Cell Preparation for Flow Cytometry

Flow cytometry is a widely used approach for analyzing the expression of cell surface and intracellular molecules on per cell basis. This technique could be used to characterize and define different cell types in heterogeneous populations, assess the purity of isolated subpopulations, and analyze cell size and volume. The most appropriate samples for flow cytometry are non-adherent cells from tissue cell culture. Solid tissue samples, adherent cell lines as well as tumor samples require further processing before they can be analyzed.

In flow cytometry, the preparation of single cells is extremely important. It requires that samples should be dispersed into single cells, but also that the single cells should maintain their inherent biochemical components and biological characteristics. Many methods are available and may involve enzymatic digestion or mechanical dissociation of the sample. Care should be used when chelation or enzymatic digestion are used, as these may result in the destruction of the antibody epitope. In all situations, removing cell clumps, dead cells, and debris is essential to eliminate false positives and obtain results of the highest quality.

Fig.1 A typical flow cytometry experiment. (Maecker, 2012)

Our Protocol of Cell Preparation for Flow Cytometry includes the following parts:

• Protocol A: Preparation of Human Peripheral Blood Mononuclear Cells
• Protocol B: Preparation of Tissue Culture Cells for Flow Cytometry
1. Preparation of Cells Stored in Liquid Nitrogen
2. Preparation of Tissue Culture Cell Lines in Suspension
3. Preparation of Adherent Tissue Culture Cell Lines
• Protocol C: Preparation of Peritoneal Macrophages, Bone Marrow, Thymus and Spleen Cells

The Basic Principles of Flow Cytometry Sample Preparation Are Listed as Follows.

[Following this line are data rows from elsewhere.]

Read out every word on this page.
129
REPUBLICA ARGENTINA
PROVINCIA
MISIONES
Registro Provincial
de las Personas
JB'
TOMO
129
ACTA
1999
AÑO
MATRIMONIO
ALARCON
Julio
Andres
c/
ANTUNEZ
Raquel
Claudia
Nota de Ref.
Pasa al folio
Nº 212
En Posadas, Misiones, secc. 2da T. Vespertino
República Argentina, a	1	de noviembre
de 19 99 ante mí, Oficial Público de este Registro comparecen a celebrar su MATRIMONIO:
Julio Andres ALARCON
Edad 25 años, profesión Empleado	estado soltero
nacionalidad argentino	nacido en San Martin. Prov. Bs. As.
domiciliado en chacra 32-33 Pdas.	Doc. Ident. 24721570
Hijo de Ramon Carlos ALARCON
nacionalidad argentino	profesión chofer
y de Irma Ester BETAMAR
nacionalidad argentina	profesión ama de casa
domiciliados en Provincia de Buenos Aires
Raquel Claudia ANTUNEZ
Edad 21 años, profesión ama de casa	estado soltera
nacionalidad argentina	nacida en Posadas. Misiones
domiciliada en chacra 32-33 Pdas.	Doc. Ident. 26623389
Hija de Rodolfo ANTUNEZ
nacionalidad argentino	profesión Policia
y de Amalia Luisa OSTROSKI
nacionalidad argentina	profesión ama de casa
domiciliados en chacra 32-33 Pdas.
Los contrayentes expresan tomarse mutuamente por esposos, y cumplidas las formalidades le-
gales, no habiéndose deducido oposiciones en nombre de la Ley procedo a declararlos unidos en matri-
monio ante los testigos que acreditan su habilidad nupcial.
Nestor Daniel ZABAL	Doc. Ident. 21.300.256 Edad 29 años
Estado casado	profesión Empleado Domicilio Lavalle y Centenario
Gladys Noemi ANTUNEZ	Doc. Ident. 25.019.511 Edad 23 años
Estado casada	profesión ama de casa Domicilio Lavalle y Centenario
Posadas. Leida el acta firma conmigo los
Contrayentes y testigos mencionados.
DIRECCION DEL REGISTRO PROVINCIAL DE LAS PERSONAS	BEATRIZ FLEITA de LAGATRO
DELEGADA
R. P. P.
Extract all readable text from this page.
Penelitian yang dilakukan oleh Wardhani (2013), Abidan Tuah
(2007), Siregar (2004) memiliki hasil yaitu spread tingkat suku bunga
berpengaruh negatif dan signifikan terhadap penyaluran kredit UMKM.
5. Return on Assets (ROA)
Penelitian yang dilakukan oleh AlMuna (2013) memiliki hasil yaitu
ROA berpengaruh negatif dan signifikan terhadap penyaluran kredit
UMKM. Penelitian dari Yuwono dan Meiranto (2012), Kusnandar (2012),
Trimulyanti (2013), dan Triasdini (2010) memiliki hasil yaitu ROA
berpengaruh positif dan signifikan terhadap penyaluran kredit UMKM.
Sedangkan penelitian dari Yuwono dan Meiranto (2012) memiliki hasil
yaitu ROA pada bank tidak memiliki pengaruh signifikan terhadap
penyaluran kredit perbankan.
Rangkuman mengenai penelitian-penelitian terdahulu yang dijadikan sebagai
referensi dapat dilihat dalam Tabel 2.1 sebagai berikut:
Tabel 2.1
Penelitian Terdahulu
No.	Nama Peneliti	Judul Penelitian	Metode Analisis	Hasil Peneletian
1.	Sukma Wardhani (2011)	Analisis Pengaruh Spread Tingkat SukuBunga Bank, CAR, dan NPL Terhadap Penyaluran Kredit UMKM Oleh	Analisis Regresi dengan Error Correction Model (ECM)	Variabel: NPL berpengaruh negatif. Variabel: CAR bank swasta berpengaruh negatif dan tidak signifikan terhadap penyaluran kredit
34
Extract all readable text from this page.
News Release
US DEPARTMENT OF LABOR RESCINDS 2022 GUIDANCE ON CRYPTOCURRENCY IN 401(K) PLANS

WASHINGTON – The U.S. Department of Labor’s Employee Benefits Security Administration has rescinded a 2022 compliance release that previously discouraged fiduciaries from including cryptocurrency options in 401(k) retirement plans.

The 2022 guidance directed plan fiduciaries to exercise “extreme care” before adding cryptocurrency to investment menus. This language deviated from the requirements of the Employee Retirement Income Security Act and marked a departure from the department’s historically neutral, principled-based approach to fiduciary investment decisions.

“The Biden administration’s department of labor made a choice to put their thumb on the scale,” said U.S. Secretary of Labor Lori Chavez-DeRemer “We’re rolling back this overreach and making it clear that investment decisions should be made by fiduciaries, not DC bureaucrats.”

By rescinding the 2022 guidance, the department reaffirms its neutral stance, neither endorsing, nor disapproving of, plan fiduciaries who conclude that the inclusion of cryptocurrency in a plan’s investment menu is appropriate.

1. The cell samples should be fresh. Sample preparation should be finished as soon as possible.
2. Appropriate washing, enzyme digestion as well as EDTA treatment should be applied for different cell samples to remove impurities and detach adhesive cells to form single cell suspension.
3. Enzyme digestion, mechanical dispersion and chemical dispersion can be applied to tumor tissue to obtain single cell suspension.
4. The paraffin embedded tissue should be cut into 40~50 μm thick slices first. After dewaxing to water, the single cell suspension can be prepared with the previous method.
5. Single cells must be suspended at an appropriate density to keep the narrow bores of the flow cytometer. The number of single cells in suspension should not be less than 1x10⁶/mL for phenotyping, apoptosis, DNA content, GFP or similar types of experiments.

Our Tips

1. Eliminating Dead Cells from Analysis

Dead cells tend to be more auto-fluorescent than live cells, bind antibody non-specifically, and are difficult to completely eliminate from analysis based solely on forward and side scatter. Thus, it is suggested that a fluorescent viability marker be added to most cell preparations before performing flow cytometry.

2. Aggregates

Cell types such as granulocytes, monocytes, and adherent cell lines tend to form aggregates that will plug the instrument if they're too large. Three methods are available to remove the aggregates or dispersed by some other method before running on the flow cytometer.

• Use nylon mesh to filter samples if aggregates are visibly present
• Use DNAse to eliminate free DNA
• Use a commercial product to keep cells dissociated
• Fixing Cells with Formaldehyde and Increased Autofluorescence

3. When fixing cells for immunofluorescent experiments with formaldehyde, increased autofluorescence is often encountered. The resultant decrease in separation between the negative and positive populations can render some experiments useless. The most common reason for increased autofluorescence is pH drift of the formaldehyde. It is important that correct pH is established in fresh formaldehyde and that pH is monitored as the fixative solution ages.